Malaga | Alcazaba and Gibralfaro

This week we have another guest blog post by history buff, tour guide and long-time Seville resident Peter Tatford Seville Concierge. This time, Peter takes us to Malaga.

Malaga has long been one of my favourite Andalucian cities. It’s not just a place to pass through going to and from the airport, or a high-rise resort with so-so beaches. Though there is still an element of that, in recent decades the city has done a lot to change its image, and its heart is now very firmly in the right place, with a pedestrianised historic centre, a thriving food culture, some of the best parks and gardens I know of anywhere, a recently renovated harbour front with shops and restaurants, and loads of cool museums and art (from favourite son Picasso to the Contemporary Arts Centre).

alcazabaat the top of the Alcazaba

For me, though, one of the most important things is that this is a city with history. Founded by the Phoenicians, and occupied by the Romans, its most impressive monuments date from the long Moorish period. From almost anywhere in the city you can see its two fortresses, the lower Alcazaba (from the Arabic al-qasbah, a citadel) and the upper Gibralfaro (gebel-faro, the rock of the lighthouse; Gibraltar, the rock of Tariq, has the same derivation). From below it can be seen to best advantage from alongside the Roman amphitheatre, itself rediscovered by accident in 1951 when the houses on the hillside below the castle were demolished to make way for a planned garden. Although the Alcazaba was also the palace and royal residence of the local kings, its primary role as a fortress is most obvious from here. There is an entrance to the castle here, but there is a second way in (all will be explained later) which avoids the steep climb up from the bottom.

view from gibralfaroview of the port from the Gibralfaro

In the meantime, take a trip up to the top castle, the Gibralfaro. The Phoenicians had a lighthouse and fortified enclosure here, and the current Moorish building dates back to the 10th century, with a substantial rebuilding in the early 14th. Our tip for the Málaga novice is to avoid going up the steep path that connects the two castles, and instead to take a taxi, or a bus up the back of the hill, and walk down the path to the Alcazaba afterwards. One of the main reasons for coming up here, as you will see for yourself when you get there, is the magnificent view right across the city, from the bullring almost immediately below you, past the Alcazaba, Park Malaga and the harbour, to the mountains beyond. Enjoy it from the castle walls, the mirador (lookout) or best of all from the terrace of the Parador Hotel with a drink to go with it. It’s a magic moment.

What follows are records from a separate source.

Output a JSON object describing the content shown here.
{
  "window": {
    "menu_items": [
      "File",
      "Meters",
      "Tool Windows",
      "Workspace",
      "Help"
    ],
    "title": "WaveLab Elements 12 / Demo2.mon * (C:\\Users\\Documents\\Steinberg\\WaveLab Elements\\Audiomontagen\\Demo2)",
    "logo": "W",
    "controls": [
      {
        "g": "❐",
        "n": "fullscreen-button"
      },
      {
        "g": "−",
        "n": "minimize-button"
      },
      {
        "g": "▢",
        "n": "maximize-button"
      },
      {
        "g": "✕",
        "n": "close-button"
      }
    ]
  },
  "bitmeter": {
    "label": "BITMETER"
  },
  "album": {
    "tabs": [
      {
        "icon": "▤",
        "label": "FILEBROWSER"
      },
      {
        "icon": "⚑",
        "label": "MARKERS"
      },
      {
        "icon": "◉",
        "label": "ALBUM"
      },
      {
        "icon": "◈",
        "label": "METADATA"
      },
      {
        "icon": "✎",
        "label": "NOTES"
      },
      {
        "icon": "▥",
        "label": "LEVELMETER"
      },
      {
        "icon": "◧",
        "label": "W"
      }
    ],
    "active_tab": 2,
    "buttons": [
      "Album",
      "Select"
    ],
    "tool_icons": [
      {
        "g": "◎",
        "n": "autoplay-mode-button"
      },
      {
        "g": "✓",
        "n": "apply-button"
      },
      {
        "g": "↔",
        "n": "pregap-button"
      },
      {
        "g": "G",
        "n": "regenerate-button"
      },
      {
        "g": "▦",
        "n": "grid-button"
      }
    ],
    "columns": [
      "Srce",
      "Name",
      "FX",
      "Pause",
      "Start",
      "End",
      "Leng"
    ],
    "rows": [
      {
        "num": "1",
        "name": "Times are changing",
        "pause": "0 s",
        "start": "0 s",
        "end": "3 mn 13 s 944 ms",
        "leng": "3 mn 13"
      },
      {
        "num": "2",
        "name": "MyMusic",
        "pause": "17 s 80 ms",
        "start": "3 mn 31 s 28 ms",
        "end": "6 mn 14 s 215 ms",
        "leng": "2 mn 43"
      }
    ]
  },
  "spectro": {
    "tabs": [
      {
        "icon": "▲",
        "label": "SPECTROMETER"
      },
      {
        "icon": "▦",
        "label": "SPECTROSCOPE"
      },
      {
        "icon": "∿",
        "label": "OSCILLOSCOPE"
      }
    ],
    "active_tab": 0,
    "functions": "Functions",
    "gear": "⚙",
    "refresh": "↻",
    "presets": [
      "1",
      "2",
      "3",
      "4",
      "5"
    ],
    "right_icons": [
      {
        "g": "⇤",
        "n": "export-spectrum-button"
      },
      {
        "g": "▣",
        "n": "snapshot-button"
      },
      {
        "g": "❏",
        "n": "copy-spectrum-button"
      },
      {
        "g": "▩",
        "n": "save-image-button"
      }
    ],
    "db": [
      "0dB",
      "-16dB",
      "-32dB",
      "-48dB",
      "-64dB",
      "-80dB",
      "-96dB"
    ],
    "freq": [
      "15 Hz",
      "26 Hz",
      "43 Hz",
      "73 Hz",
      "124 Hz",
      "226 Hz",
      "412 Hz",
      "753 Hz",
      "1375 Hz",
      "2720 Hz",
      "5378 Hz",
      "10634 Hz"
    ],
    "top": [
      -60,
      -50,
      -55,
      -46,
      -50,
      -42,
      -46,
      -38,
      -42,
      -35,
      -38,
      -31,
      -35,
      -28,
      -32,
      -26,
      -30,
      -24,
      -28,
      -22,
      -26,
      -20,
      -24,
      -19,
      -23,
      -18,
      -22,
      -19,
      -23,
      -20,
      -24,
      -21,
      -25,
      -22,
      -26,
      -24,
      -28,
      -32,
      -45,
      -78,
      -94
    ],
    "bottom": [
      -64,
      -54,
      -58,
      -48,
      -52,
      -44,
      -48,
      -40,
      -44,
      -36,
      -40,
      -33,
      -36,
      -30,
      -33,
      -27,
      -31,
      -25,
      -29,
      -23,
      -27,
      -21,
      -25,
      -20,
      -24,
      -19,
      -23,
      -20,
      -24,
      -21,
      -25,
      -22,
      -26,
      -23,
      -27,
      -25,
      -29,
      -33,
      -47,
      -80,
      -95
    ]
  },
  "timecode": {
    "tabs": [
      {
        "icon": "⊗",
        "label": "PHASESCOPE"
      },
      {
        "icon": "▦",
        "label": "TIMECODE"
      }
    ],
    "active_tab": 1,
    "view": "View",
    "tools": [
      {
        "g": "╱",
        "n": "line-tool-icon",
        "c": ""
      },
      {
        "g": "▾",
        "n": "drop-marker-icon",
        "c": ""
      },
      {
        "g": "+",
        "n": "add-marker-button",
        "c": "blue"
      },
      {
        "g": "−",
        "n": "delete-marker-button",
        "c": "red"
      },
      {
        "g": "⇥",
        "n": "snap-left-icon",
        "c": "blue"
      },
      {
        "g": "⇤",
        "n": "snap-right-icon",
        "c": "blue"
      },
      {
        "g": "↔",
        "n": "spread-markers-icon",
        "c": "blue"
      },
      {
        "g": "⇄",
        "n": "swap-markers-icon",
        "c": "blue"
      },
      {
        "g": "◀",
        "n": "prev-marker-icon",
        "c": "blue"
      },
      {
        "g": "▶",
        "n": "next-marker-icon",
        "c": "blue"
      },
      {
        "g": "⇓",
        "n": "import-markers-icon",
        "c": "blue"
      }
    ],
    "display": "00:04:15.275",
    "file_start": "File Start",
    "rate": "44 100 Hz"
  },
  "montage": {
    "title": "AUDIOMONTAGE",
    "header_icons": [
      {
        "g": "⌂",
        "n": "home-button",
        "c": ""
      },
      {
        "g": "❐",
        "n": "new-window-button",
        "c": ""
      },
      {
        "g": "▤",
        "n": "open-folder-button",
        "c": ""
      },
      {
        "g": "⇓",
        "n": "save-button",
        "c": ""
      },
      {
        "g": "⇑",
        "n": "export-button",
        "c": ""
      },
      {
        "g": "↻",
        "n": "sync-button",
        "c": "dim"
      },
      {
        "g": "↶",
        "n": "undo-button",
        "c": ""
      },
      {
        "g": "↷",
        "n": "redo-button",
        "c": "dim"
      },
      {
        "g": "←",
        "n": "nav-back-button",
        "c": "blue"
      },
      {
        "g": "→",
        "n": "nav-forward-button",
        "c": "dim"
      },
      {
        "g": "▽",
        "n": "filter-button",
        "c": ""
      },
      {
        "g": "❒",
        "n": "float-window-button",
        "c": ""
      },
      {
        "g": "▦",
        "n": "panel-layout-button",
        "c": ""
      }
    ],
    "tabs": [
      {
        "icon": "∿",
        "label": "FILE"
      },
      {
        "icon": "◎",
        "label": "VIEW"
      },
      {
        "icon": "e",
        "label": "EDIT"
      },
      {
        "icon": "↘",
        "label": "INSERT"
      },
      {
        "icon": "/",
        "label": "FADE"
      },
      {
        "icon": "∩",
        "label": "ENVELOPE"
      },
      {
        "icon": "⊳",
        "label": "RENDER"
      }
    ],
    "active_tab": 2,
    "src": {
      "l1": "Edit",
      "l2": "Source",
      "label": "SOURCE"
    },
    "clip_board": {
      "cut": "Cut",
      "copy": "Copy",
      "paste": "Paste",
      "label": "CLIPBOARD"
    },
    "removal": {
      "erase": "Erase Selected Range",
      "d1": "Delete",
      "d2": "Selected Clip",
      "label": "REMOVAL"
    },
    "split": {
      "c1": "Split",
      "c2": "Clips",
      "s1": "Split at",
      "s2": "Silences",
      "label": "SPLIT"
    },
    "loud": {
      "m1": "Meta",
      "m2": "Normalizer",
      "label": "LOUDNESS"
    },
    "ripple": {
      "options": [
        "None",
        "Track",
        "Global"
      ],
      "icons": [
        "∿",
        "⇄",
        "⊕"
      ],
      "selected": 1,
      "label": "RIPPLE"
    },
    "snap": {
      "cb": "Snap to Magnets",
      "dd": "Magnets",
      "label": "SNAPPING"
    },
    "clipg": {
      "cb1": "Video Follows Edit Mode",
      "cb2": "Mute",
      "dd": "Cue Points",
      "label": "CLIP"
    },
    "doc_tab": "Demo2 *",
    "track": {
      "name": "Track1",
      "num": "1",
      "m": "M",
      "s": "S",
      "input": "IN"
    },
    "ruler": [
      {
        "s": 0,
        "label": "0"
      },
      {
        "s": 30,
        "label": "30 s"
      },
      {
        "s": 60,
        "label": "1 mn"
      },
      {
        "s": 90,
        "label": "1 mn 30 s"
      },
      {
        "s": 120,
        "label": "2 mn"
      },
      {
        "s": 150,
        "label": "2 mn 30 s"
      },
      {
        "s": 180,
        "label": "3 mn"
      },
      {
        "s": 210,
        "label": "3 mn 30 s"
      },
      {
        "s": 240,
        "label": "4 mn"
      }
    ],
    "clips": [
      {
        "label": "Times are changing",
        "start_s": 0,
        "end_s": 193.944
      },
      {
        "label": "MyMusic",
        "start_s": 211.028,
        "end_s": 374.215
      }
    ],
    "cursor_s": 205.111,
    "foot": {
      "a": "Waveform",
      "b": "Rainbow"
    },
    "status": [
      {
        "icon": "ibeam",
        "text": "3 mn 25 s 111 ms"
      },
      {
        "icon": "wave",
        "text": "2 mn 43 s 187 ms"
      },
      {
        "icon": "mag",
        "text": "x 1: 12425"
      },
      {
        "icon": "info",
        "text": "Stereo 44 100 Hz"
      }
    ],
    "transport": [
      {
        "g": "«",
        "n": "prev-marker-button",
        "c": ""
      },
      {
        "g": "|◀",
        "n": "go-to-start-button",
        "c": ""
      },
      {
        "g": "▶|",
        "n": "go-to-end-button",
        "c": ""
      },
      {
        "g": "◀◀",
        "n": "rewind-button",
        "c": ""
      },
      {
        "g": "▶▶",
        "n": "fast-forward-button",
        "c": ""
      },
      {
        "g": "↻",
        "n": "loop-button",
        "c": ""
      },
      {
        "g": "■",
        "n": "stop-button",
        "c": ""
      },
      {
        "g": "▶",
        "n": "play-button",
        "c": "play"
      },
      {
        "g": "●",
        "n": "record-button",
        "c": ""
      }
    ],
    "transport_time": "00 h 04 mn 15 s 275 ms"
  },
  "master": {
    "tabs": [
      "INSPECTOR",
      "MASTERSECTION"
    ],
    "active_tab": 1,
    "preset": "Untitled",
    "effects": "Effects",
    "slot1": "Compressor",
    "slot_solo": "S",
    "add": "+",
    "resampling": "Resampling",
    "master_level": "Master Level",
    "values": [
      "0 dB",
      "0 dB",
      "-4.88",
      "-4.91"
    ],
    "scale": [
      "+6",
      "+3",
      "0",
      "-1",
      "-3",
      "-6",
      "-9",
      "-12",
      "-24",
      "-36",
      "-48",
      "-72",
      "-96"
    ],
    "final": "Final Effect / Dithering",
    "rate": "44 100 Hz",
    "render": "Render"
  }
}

From there walk all the way down the hillside path to the bottom of the wall of the Alcazaba that faces the sea to find the alternative entrance. This is, in fact, a lift that takes you almost to the top of the centre of the fortress. It’s always my preferred option, particularly in summer, to be carried to the top of things, and only to walk downwards. During the period of the Córdoba Caliphate this hill had a modest fortification to protect the city from pirates. In the more troubled times that followed it, the local ruler built his residence and the double-walled castle enclosure that still exists today. It’s considered to be the best-preserved of all the Spanish alcazabas, and although much smaller than its counterparts in Granada and Seville, the central palace area with its courtyards, pools and gardens, still gives some idea of the high level of civilisation compared to most of the rest of Europe.

alcazaba (2)inside the Alcazaba

Walking along the old battlements it’s easy to see why the siege by the Christian armies leading up to its fall in 1487 was the longest of the entire reconquest period. The castle has endured ever since, surviving abandonment, neglect, and even being occupied as a tenement slum by the city’s poor before being carefully restored during the 1930s and 40s.

I think Malaga is one of those places that always seems to have another side of itself that it only reveals gradually, so it’s well worth renting an apartment and taking a few days to explore what’s on offer.